Il sovescio infatti non comprende l’utilizzo di fertilizzanti chimici e in più consente di proteggere il suolo dall’attività erosiva della pioggia e del vento, oltre che a renderlo più stabile strutturalmente.
Qual è il periodo migliore per la semina?
Il periodo ideale per la semina del sovescio è senza dubbio l’autunno, dopo il periodo della vendemmia. I periodi sono variabili tra ottobre e novembre a seconda della zona geografica.
Anche in primavera è possibile farlo, ma bisogna seminare in maniera molto più fitta e omogenea possibile per tenere testa alle erbe infestanti.
Che tipologia di semi utilizzare nel vigneto?
Ovviamente la prima cosa da fare sarà scegliere la tipologia di erbe da interrare. Tendenzialmente viene preferito utilizzare un mix di erbe per ottenere un apporto di nutrienti variegato, a seconda delle loro specifiche composizioni. E’ possibile trovare ottime miscele di semi presso i consorzi agrari. In questi casi le miscele sono già proporzionalmente equilibrate e raccolgono le specie più utilizzate delle tre famiglie:
– Leguminose (favino, trifoglio incarnato, lupino, fagiolo, lenticchia, pisello da foraggio, fava…)
– Graminacee (avena, orzo, segale, sorgo)
– Crucifere (corza, senape, ravizzone)
Nella scelta poi spesso si propende per quelle essenze la cui crescita e diffusione sono più rapide. La biomassa, così, si sviluppa in misura maggiore nel periodo che va dalla semina al suo interramento.
Dalla preparazione all’azione…
Prima di seminare, è opportuno preparare il terreno con una fresatura. Questa lavorazione consente, infatti, di “ammorbidirlo” e di rendere le radici delle nuove erbe in grado di diffondersi più facilmente poiché troveranno meno resistenza. In questo caso, più in profondità agisce l’azione della fresatura, più efficace sarà il sovescio.

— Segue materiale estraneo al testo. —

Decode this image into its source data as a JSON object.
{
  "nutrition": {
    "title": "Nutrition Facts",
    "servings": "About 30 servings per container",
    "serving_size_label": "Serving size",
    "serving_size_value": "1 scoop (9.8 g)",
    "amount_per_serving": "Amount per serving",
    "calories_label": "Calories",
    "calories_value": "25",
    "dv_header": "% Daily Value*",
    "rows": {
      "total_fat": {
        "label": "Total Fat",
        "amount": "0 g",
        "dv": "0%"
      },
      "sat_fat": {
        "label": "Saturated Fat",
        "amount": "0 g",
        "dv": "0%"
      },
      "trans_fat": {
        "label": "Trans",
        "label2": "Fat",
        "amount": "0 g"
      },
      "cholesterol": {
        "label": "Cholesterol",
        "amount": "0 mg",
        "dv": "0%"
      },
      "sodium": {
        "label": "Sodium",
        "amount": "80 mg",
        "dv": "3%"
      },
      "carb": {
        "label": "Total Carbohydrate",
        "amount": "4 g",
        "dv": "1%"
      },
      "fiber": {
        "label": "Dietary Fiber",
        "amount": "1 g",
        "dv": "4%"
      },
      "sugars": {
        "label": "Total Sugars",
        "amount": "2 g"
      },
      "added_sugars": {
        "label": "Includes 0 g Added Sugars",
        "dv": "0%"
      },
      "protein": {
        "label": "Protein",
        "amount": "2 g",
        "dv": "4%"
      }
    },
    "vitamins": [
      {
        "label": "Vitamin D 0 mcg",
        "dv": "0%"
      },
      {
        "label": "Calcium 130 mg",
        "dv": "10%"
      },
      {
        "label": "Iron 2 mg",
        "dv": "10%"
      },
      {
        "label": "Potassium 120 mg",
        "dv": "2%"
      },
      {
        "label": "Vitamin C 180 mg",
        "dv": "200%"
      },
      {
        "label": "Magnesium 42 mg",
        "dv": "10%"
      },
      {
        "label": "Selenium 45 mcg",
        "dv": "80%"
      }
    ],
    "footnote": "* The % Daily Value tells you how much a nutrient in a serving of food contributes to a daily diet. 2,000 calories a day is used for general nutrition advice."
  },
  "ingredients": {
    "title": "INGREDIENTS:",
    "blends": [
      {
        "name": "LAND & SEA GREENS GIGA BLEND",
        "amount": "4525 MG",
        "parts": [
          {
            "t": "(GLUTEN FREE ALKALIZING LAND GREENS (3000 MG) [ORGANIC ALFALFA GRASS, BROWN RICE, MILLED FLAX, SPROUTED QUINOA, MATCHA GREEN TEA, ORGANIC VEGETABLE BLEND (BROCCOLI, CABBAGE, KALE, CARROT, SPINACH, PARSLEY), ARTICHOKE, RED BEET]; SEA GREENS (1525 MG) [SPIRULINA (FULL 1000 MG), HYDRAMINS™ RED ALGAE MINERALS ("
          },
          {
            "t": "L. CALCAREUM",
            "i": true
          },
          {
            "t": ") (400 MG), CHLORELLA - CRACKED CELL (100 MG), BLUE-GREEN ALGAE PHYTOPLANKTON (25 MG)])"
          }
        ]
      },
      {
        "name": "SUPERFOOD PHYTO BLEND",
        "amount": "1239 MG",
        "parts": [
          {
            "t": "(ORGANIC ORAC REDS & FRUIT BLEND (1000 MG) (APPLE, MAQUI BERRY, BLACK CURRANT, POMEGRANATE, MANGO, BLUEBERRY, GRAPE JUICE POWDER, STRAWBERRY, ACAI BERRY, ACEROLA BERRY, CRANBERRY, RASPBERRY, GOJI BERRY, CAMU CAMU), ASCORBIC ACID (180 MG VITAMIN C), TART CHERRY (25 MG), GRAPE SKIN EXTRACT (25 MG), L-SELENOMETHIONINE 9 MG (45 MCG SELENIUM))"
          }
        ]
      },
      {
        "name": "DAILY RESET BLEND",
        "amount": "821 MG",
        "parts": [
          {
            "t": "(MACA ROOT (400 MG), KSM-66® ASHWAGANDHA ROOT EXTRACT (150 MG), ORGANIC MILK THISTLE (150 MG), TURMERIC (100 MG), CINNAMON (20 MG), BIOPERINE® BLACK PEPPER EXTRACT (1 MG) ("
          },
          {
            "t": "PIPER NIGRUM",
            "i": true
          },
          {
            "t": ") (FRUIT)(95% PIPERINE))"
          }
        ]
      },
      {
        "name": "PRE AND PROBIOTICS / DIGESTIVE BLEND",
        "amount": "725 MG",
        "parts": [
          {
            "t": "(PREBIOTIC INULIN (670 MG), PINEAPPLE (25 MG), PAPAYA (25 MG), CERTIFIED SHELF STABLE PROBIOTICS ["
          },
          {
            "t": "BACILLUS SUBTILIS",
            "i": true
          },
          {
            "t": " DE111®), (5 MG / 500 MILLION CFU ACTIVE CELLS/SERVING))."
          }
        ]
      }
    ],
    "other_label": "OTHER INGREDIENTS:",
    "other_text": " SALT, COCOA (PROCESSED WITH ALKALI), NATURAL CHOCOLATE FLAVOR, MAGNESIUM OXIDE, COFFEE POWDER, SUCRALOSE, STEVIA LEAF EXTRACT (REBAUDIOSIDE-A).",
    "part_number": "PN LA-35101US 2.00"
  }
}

Dopo aver preparato il terreno, è possibile seminare il miscuglio selezionato in precedenza. Se il vigneto è di modeste dimensioni, può essere fatto manualmente distribuendo a spaglio. In questa fase è importante coprire omogeneamente il terreno. Dopo aver cosparso i semi alla rinfusa, per favorirne il germogliamento e l’attecchimento, basterà rastrellare per bene il terreno così da coprire le sementi con un leggero strato di terra. Dopodiché sole e pioggia faranno il resto del lavoro.
Quando invece interrare?
Per incorporare la maggior quantità di nutrienti delle essenze, il momento migliore si ha quando le piante sono in pre-fioritura, quando si vedono spuntare i primi fiori chiusi. Questo perché la pianta ha infatti raggiunto il suo massimo sviluppo e da quel momento in poi inizia ad aumentare la percentuale di fibra nei tessuti e con questo il tempo di cessione al terreno dei nutrienti.
La vite, però, essendo una coltura arborea (e non ortiva), ha bisogno di un rilascio di nutrienti che sia dilazionato nel tempo, perciò ben venga un interramento a fioritura inoltrata (soprattutto se associato ad una selezione di erbe miste) che facilita quindi il rilascio graduale nel tempo dei nutrienti.
Prima dell’intervento vero e proprio, è estremamente importante trinciare (sminuzzare) la biomassa. Questo perché è necessario ridurre il volume di essenze da dover interrare e ammorbidire gli steli, che sennò sarebbero più duri e quindi più difficili da smaltire.
Dopo l’essiccazione della biomassa, arriviamo finalmente all’interramento. è importante intervenire in superficie (massimo a 20 cm di profondità), poiché azioni in profondità potrebbero rendere difficile l’assorbimento dei nutrienti da parte delle giovani radici e perché le fermentazioni della biomassa potrebbero colpire le radici della vite e agire negativamente sul loro sviluppo. Questo perché, quando si raggiungono profondità elevate, la decomposizione che porta alla formazione di humus (prezioso per il terreno), viene rallentata per la mancanza di ossigeno.
Il sovescio risulta essere ad oggi una delle pratiche più efficaci per la fertilizzazione del suolo, perché consente non solo di intervenire nel terreno, migliorando la sua struttura e porosità, ma anche di salvaguardare l’ambiente circostante senza scombinare i suoi equilibri con trattamenti chimici.